The play’s central innovation is that it’s told almost completely in rhyme. This initially seems like an impressive gimmick – after all, even Shakespeare never wrote an entire play in rhymed verse. The dialogue itself, however, doesn’t always live up to the premise. It frequently feels as if the writers (Richard Marsh and Katie Bonna; the characters are named after them) want to pair poetry with blue humour, but miss the mark on both and end up with confused or hackneyed metaphors borrowed from cheesy rom-coms. An especially tortured analogy between love and a visit to the optician ends with Richard proclaiming that Katie has ‘put new glasses on my heart’.

The humour suffers from these shortcomings. Often the jokes have the same form. There is a double entendre, a cringing turn to the audience and then, inevitably, an expletive – mostly ‘shit’. I’m sure the word ‘shit’ was the punchline to at least half the gags.

The lazy, cloying keenness of the comedy is equalled by the triteness of the structure. It swallows achingly tired clichés – the awkward hero pitted against the cocky blowhard, the long-term friend with the secret infatuation, the quirky sidekick – and spits them back at its audience, never questioning its own assumptions.

The same cheap joke over and over, the pauses for audience encouragement, the Carry On-style fourth wall-busting innuendos – the whole experience has something of an end-of-pier feel to it. Love Actually as panto.

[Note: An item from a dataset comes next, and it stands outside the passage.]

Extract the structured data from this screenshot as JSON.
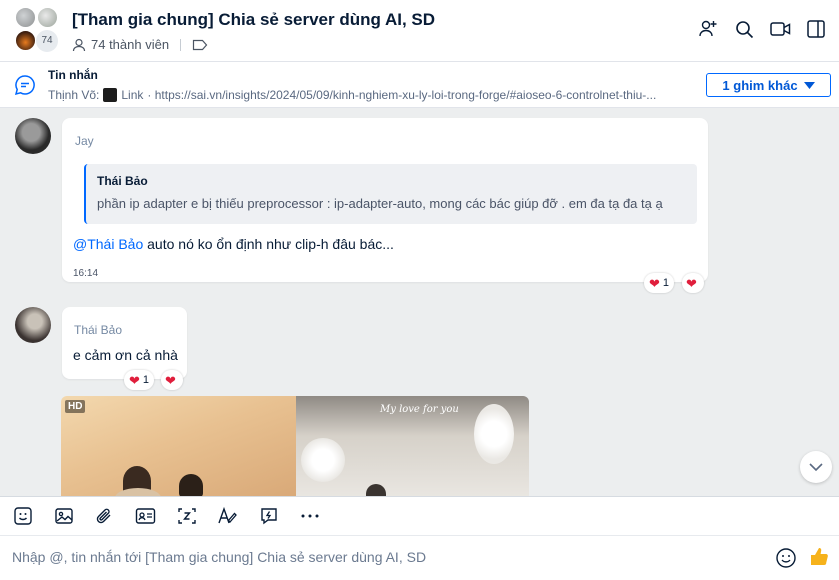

This isn’t necessarily a criticism – it could even be a tagline – and there are many fine pantomimes. But what it really reminded me of was bad panto, in which the cringe frequently overwhelms the fun.

The performances offer minor consolations; the two actors shift characters impressively throughout, and both have presence. But they can’t save their show, a wince-inducing throwback that culminates, fittingly, with a giant neon heart descending upon a kissing couple.